Sin embargo, ayer día dos de enero, las nubes se fueron alejando de Tábara y el día quedó idóneo para poder realizar este evento y desde las 6:30 de la tarde, podía verse a un importante número de personas que deseaban disfrutar con muchas de las costumbres que ya se han ido relegando al olvido.

Era frecuente en los grupos que se iban formando, escuchar cómo algunas personas mayores, contemplaban cada uno de los detalles que los organizadores habían dispuesto y trataban de recordar la última vez que habían tenido alguno de aquellos utensilios en sus manos.

No se echaba de menos nada, todo estaba perfectamente expuesto y los visitantes, pudieron disfrutar no solamente viendo cómo se elaboraban en un horno de leña deliciosas mantecadas y bollos, sino que también pudieron degustarlas y poder dar su aprobación a las costumbres que no se han perdido del todo.

A su lado, el castañero se afanaba por satisfacer la demanda de los visitantes, para degustar esas sabrosas castañas asadas que las brasas de encina estaban consiguiendo transformar en un manjar delicioso.

También el puesto que varias niñas tenían para predecir el futuro leyendo las manos de aquellos que lo deseaban, resultó muy concurrido.

La matanza, estuvo presente en este Belén viviente y el trabajo que las artesanas de esta exquisitez de nuestra tierra estaban elaborando, colgaba de los varales para que se fuera secando.

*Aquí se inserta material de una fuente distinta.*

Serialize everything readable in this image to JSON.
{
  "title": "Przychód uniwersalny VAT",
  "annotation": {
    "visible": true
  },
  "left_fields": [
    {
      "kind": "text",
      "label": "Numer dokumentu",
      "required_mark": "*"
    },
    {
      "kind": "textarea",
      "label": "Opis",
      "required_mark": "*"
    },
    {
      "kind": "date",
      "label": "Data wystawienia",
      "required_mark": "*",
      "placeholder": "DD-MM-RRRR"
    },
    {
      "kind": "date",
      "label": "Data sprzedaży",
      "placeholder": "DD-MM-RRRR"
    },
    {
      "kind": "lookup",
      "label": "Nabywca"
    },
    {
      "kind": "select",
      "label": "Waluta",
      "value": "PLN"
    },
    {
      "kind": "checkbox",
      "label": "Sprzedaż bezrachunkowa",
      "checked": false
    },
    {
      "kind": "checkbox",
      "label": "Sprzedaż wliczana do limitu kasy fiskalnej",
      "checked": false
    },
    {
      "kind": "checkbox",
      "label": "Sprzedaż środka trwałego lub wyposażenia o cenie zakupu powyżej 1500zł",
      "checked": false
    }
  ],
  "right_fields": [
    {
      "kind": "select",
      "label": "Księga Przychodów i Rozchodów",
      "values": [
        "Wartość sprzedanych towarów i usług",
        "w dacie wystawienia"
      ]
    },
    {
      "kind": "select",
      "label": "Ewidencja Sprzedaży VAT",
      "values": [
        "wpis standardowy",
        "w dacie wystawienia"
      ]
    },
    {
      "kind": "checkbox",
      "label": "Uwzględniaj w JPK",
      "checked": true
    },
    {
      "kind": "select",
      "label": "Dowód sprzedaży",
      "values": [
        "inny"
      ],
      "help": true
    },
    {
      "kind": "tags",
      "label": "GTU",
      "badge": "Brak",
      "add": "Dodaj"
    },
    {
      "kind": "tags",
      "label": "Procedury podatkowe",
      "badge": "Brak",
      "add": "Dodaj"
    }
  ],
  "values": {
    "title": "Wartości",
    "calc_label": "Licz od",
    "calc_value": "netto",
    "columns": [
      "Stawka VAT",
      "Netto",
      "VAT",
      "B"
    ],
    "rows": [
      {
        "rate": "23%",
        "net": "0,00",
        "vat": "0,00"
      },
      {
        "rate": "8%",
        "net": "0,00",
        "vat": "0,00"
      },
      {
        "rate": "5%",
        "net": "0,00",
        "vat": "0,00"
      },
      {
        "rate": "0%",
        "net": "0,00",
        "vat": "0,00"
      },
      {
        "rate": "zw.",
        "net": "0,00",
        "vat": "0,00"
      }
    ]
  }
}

Uno de los puestos más concurridos fue sin duda la cantina, en la que además de los ricos aguardientes y licores que se producen en esta tierra, resultaba agradable degustar ese chocolate caliente, que pacientemente las encargadas de hacerlo, tenían a disposición de los visitantes.

Pero también la botica, tal y como muchos la recordábamos de hace mucho tiempo, el escriba con sus pergaminos antiguos, que recogían lo que los discípulos de Senior y Magius, tan bien consiguieron crear en este pueblo.

Las hilanderas, lavanderas, los carpinteros, los herreros, el cestero, los alfareros,… Todos los oficios estaban representados en el Belén y los visitantes, pudieron recordar algunas de las técnicas que ya han ido cayendo en desuso, pero continúan en el recuerdo de aquellos que tuvieron la ocasión de poder verlos hacer en su más tierna infancia.

No podía faltar el Belén con personajes reales que representa el motivo central de este evento y a su lado el Castillo de Herodes y los animales que dieron calor al recién nacido. Unos corderos de unos pocos días y unas tiernas terneras, proporcionaban ese calor y el recuerdo que siempre tenemos de lo que aconteció hace dos milenios en una pequeña población judía.

Los niños también contaron con un espacio en el que poder hacer esas cosas que normalmente han ido cayendo en el olvido y a través de las manualidades, volver a disfrutar con los juegos que también estamos olvidando.

Todavía queda la oportunidad de poder presenciar este Belén viviente el próximo día 6 de enero y animamos a todos los zamoranos, para que vengan a Tábara y puedan disfrutar de una iniciativa que, con el paso del tiempo, puede acabar convirtiéndose en una de esas tradiciones que no podemos dejar de disfrutar.

Felicidades a los organizadores y a todos aquellos que se han implicado en este proyecto, consiguiendo revivir esos sueños que alguna vez hemos tenido y podamos presenciarlos en directo.